Motorists might occasionally encounter brief travel delays during off-peak hours this spring at the Delaware River Joint Toll Bridge Commission’s 10 non-toll vehicular river crossings bridges.
The Commission will be conducting biennial inspections of its 12 non-toll bridges this spring, two of which are pedestrian-only crossings.
Findings from bridge inspections help the Commission to prioritize capital improvements and schedule maintenance and repair work over the coming year.
While much of the inspection work is out of sight to the public, short-duration lane restrictions are often needed at vehicular bridges to allow for installation of temporary cables and platforms beneath their roadway decks.
Engineers can then use the temporary platforms to view and assess the condition and integrity of a bridge’s lower structural members.
Actual inspections are expected to begin in late March and continue through June.
The travel restrictions often involve alternating lane closures controlled by flaggers.
Full lane closures also may be employed at bridges that have more than two travel lanes.

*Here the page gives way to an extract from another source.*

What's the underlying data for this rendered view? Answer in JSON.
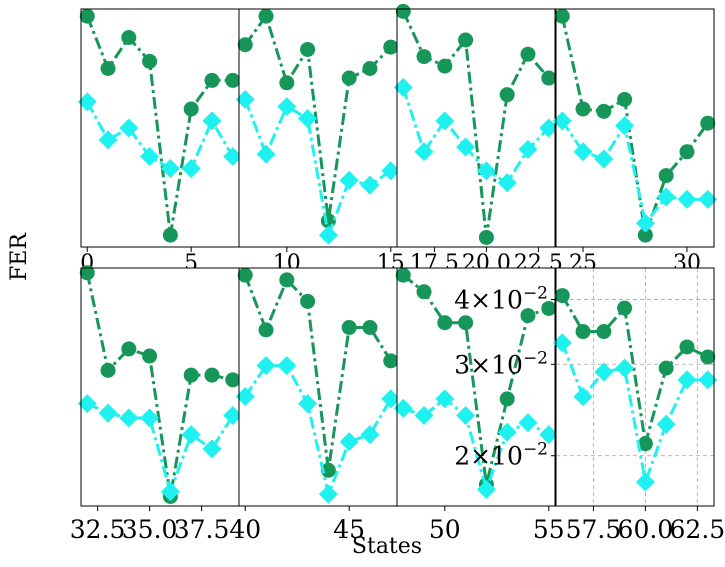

This year’s inspections focus on the Commission’s 12 non-toll bridges, many of which are two-lane truss bridges dating back 100 years or more.
The Commission performs bridge inspections on an annual basis; toll bridges are inspected in odd-numbered years and non-toll bridges in even years.
The biennial inspections are conducted in accordance with the Federal Highway Administration and the National Bridge Inspection Standards.
The findings are published as part of the Commission’s annual inspection reports available on the agency website.